Jason Van Ness, LSW 
11/28/2024

 

    Thanksgiving, even though it essentially commemorates the genocide of Indigenous people, is probably second to Christmas in terms of federal holidays that are commercialized and the United States essentially shuts down to observe it. It’s a holiday when most Americans go home and celebrate family, with food. I have fond memories of my childhood when I would eat myself into a food coma with my family and then fall asleep watching The Wizard of Oz on television. As an adult, I enjoy the camaraderie with my family and it always distracts me from the reality of life. Over the past several years I have taken inventory when I go home for Thanksgiving for the things I am grateful for. I have a wonderful and supportive family who don’t put conditions on their love for me, I have an amazing husband, and I have had such wonderful opportunities bestowed upon me through my employer, to name a few. However, this is the first year in some time where I have a fear that is lingering in the back of my mind, and that is the reality that the United States very much may lose democracy and fall into a theocratic/authoritarian regime. Over the past five years in particular, I have seen the continual erosion of democratic norms and values in the United States and it isn’t clear to me where that will end.

 

    Any historian or even experienced journalist will tell you that we never know what the future entails, especially when we are trying to predict political outcomes and related events.
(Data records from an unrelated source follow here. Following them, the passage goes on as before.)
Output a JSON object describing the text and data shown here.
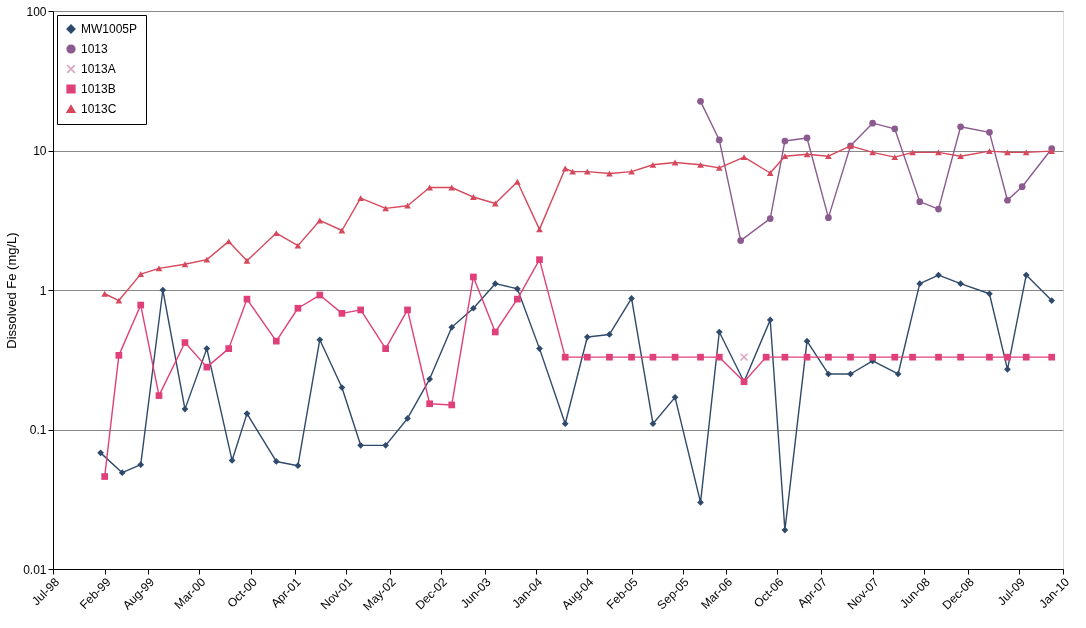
{
  "chart_data": {
    "type": "line",
    "ylabel": "Dissolved Fe (mg/L)",
    "log": true,
    "grid": "y",
    "legend": "top left",
    "ylim": [
      0.01,
      100
    ],
    "yticks": [
      0.01,
      0.1,
      1,
      10,
      100
    ],
    "xlim": [
      "1998-07-01",
      "2010-01-01"
    ],
    "xticks": [
      {
        "value": "1998-07-01",
        "label": "Jul-98"
      },
      {
        "value": "1999-02-01",
        "label": "Feb-99"
      },
      {
        "value": "1999-08-01",
        "label": "Aug-99"
      },
      {
        "value": "2000-03-01",
        "label": "Mar-00"
      },
      {
        "value": "2000-10-01",
        "label": "Oct-00"
      },
      {
        "value": "2001-04-01",
        "label": "Apr-01"
      },
      {
        "value": "2001-11-01",
        "label": "Nov-01"
      },
      {
        "value": "2002-05-01",
        "label": "May-02"
      },
      {
        "value": "2002-12-01",
        "label": "Dec-02"
      },
      {
        "value": "2003-06-01",
        "label": "Jun-03"
      },
      {
        "value": "2004-01-01",
        "label": "Jan-04"
      },
      {
        "value": "2004-08-01",
        "label": "Aug-04"
      },
      {
        "value": "2005-02-01",
        "label": "Feb-05"
      },
      {
        "value": "2005-09-01",
        "label": "Sep-05"
      },
      {
        "value": "2006-03-01",
        "label": "Mar-06"
      },
      {
        "value": "2006-10-01",
        "label": "Oct-06"
      },
      {
        "value": "2007-04-01",
        "label": "Apr-07"
      },
      {
        "value": "2007-11-01",
        "label": "Nov-07"
      },
      {
        "value": "2008-06-01",
        "label": "Jun-08"
      },
      {
        "value": "2008-12-01",
        "label": "Dec-08"
      },
      {
        "value": "2009-07-01",
        "label": "Jul-09"
      },
      {
        "value": "2010-01-01",
        "label": "Jan-10"
      }
    ],
    "series": [
      {
        "name": "MW1005P",
        "color": "#2f4a6b",
        "marker": "diamond",
        "x": [
          "1999-01-15",
          "1999-04-15",
          "1999-07-01",
          "1999-10-01",
          "2000-01-01",
          "2000-04-01",
          "2000-07-15",
          "2000-09-15",
          "2001-01-15",
          "2001-04-15",
          "2001-07-15",
          "2001-10-15",
          "2002-01-01",
          "2002-04-15",
          "2002-07-15",
          "2002-10-15",
          "2003-01-15",
          "2003-04-15",
          "2003-07-15",
          "2003-10-15",
          "2004-01-15",
          "2004-05-01",
          "2004-08-01",
          "2004-11-01",
          "2005-02-01",
          "2005-05-01",
          "2005-08-01",
          "2005-11-15",
          "2006-02-01",
          "2006-05-15",
          "2006-09-01",
          "2006-11-01",
          "2007-02-01",
          "2007-05-01",
          "2007-08-01",
          "2007-11-01",
          "2008-02-15",
          "2008-05-15",
          "2008-08-01",
          "2008-11-01",
          "2009-03-01",
          "2009-05-15",
          "2009-08-01",
          "2009-11-15"
        ],
        "values": [
          0.068,
          0.049,
          0.056,
          1.0,
          0.14,
          0.38,
          0.06,
          0.13,
          0.059,
          0.055,
          0.44,
          0.2,
          0.077,
          0.077,
          0.12,
          0.23,
          0.54,
          0.74,
          1.11,
          1.02,
          0.38,
          0.11,
          0.46,
          0.48,
          0.87,
          0.11,
          0.17,
          0.03,
          0.5,
          0.22,
          0.61,
          0.019,
          0.43,
          0.25,
          0.25,
          0.31,
          0.25,
          1.11,
          1.28,
          1.11,
          0.94,
          0.27,
          1.28,
          0.84
        ]
      },
      {
        "name": "1013",
        "color": "#8b5a8f",
        "marker": "circle",
        "x": [
          "2005-11-15",
          "2006-02-01",
          "2006-05-01",
          "2006-09-01",
          "2006-11-01",
          "2007-02-01",
          "2007-05-01",
          "2007-08-01",
          "2007-11-01",
          "2008-02-01",
          "2008-05-15",
          "2008-08-01",
          "2008-11-01",
          "2009-03-01",
          "2009-05-15",
          "2009-07-15",
          "2009-11-15"
        ],
        "values": [
          22.5,
          11.9,
          2.26,
          3.25,
          11.7,
          12.3,
          3.3,
          10.8,
          15.7,
          14.3,
          4.3,
          3.8,
          14.8,
          13.5,
          4.4,
          5.5,
          10.3
        ]
      },
      {
        "name": "1013A",
        "color": "#d9a3bd",
        "marker": "cross",
        "x": [
          "2006-05-15"
        ],
        "values": [
          0.33
        ]
      },
      {
        "name": "1013B",
        "color": "#e0407a",
        "marker": "square",
        "x": [
          "1999-02-01",
          "1999-04-01",
          "1999-07-01",
          "1999-09-15",
          "2000-01-01",
          "2000-04-01",
          "2000-07-01",
          "2000-09-15",
          "2001-01-15",
          "2001-04-15",
          "2001-07-15",
          "2001-10-15",
          "2002-01-01",
          "2002-04-15",
          "2002-07-15",
          "2002-10-15",
          "2003-01-15",
          "2003-04-15",
          "2003-07-15",
          "2003-10-15",
          "2004-01-15",
          "2004-05-01",
          "2004-08-01",
          "2004-11-01",
          "2005-02-01",
          "2005-05-01",
          "2005-08-01",
          "2005-11-15",
          "2006-02-01",
          "2006-05-15",
          "2006-08-15",
          "2006-11-01",
          "2007-02-01",
          "2007-05-01",
          "2007-08-01",
          "2007-11-01",
          "2008-02-01",
          "2008-04-15",
          "2008-08-01",
          "2008-11-01",
          "2009-03-01",
          "2009-05-15",
          "2009-08-01",
          "2009-11-15"
        ],
        "values": [
          0.046,
          0.34,
          0.78,
          0.175,
          0.42,
          0.28,
          0.38,
          0.86,
          0.43,
          0.74,
          0.92,
          0.68,
          0.72,
          0.38,
          0.72,
          0.153,
          0.15,
          1.24,
          0.5,
          0.86,
          1.65,
          0.33,
          0.33,
          0.33,
          0.33,
          0.33,
          0.33,
          0.33,
          0.33,
          0.22,
          0.33,
          0.33,
          0.33,
          0.33,
          0.33,
          0.33,
          0.33,
          0.33,
          0.33,
          0.33,
          0.33,
          0.33,
          0.33,
          0.33
        ]
      },
      {
        "name": "1013C",
        "color": "#d6485c",
        "marker": "triangle",
        "x": [
          "1999-02-01",
          "1999-04-01",
          "1999-07-01",
          "1999-09-15",
          "2000-01-01",
          "2000-04-01",
          "2000-07-01",
          "2000-09-15",
          "2001-01-15",
          "2001-04-15",
          "2001-07-15",
          "2001-10-15",
          "2002-01-01",
          "2002-04-15",
          "2002-07-15",
          "2002-10-15",
          "2003-01-15",
          "2003-04-15",
          "2003-07-15",
          "2003-10-15",
          "2004-01-15",
          "2004-05-01",
          "2004-06-01",
          "2004-08-01",
          "2004-11-01",
          "2005-02-01",
          "2005-05-01",
          "2005-08-01",
          "2005-11-15",
          "2006-02-01",
          "2006-05-15",
          "2006-09-01",
          "2006-11-01",
          "2007-02-01",
          "2007-05-01",
          "2007-08-01",
          "2007-11-01",
          "2008-02-01",
          "2008-04-15",
          "2008-08-01",
          "2008-11-01",
          "2009-03-01",
          "2009-05-15",
          "2009-08-01",
          "2009-11-15"
        ],
        "values": [
          0.94,
          0.84,
          1.3,
          1.43,
          1.53,
          1.65,
          2.23,
          1.62,
          2.56,
          2.08,
          3.15,
          2.67,
          4.56,
          3.85,
          4.02,
          5.43,
          5.43,
          4.64,
          4.17,
          5.97,
          2.72,
          7.43,
          7.06,
          7.06,
          6.84,
          7.06,
          7.9,
          8.2,
          7.9,
          7.5,
          8.96,
          6.9,
          9.1,
          9.4,
          9.1,
          10.8,
          9.7,
          8.96,
          9.7,
          9.7,
          9.1,
          9.9,
          9.7,
          9.7,
          9.9
        ]
      }
    ]
  }
}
If we could, then we would have been better prepared for 911, or the January 6th attack on the capital. As someone who has been hyper-vigilant about White Christian nationalism over the past three years, I will tell you the threats it poses to our country are real, and the effects are happening right in front of our eyes. What we expected from Project 2025 to occur is already coming to fruition, and Trump isn’t even in office, so we are just going to have to wait and see how much more unfolds. What I think worries me the most about White Christian nationalism, is not only that it is connected to authoritarianism, racism, homophobia, xenophobia, and anti-democratic, just to name a few; it is anti-truth. In the context of anything connected to authoritarianism, as White Christian nationalism is, truth is subjected to power, and facts don’t matter. White Christian nationalists insisted the January 6th attack on the capital was a peaceful protest, and that slavery had benefits. White Christian nationalists overwhelmingly are convinced that the 2020 election was stolen and that climate change is a hoax. White evangelicals like the Catholic church also have deliberately disregarded the truth about sexual abuse within their communities, and believe that all Americans want their children to be indoctrinated into fundamentalist Christian beliefs in schools and insist there is an agenda by LGBTQ+ people in schools, when there is no evidence to that claim. Sadly, the more irrelevant truth becomes among White Christian nationalists, especially those who are creating our laws in this country, the more irrelevant democracy will become, and that is something I truly lose sleep over. So on this Thanksgiving, I am thankful for democracy, because next Thanksgiving I don’t think there is going to be as much to be thankful for when it comes to it.